ETHNONYM: Eireanneach


Orientation

Identification and Location. For the Irish and Ireland, identification and location are inextricably linked aspects of self-definition. Ireland, located between 51°30′ and 55°30′ N and 6°00′ and l0°30′ W, is an island 480 by 273 kilometers at its longest and widest (N-S and E-W, respectively). It is separated on the east from Great Britain by the narrow Irish Sea (17 to 192 kilometers wide). To the west is the Atlantic Ocean. The island consists mainly of low-lying land whose central lowlands support rich pastureland, agricultural Regions, and a large central peat bog. The rim is mountainous, especially in the west, but elevations are rarely higher than 900 meters. Ireland's geographical location—combining proximity to England with peripherality vis-à-vis Europe—has played the major role in defining its historical experience. This relationship has also made the definition of just who and what is Irish problematic. Centuries of British rule culminated in the division of the island in 1922 into two political entities: the Republic (Free State from 1922 to 1949) of Ireland, comprising twenty-six counties and 70,550 square kilometers, and the Province of Northern Ireland, comprising six counties and remaining part of the United Kingdom.
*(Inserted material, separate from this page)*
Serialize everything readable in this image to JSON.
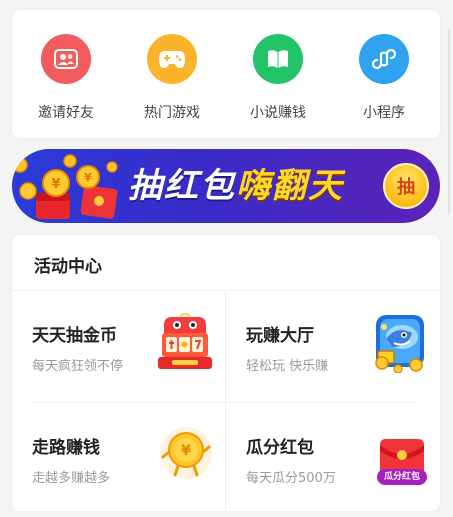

The population of the republic is 95 percent Catholic and that segment identifies itself unambiguously as Irish. Members of the Protestant minority may choose to emphasize their English ancestry, but they typically call themselves "Irish"—or "Anglo-Irish" as they are identified by their Irish Catholic neighbors. In Northern Ireland, however, the situation is more complex. The substantial Catholic minority—whatever their political affiliation—consider themselves ethnically Irish, while the subjective and objective identification of Protestants has been far more fluctuating and context-dependent. At various points, they may identify themselves as "Irish," "Ulster," "Ulster Protestant," or "British." The merging of Religious, geographical, and ethnic labels is also applied from the outside. Irish Catholics may use a variety of such terms to identify their neighbors, and the choice of label nearly always has a political subtext.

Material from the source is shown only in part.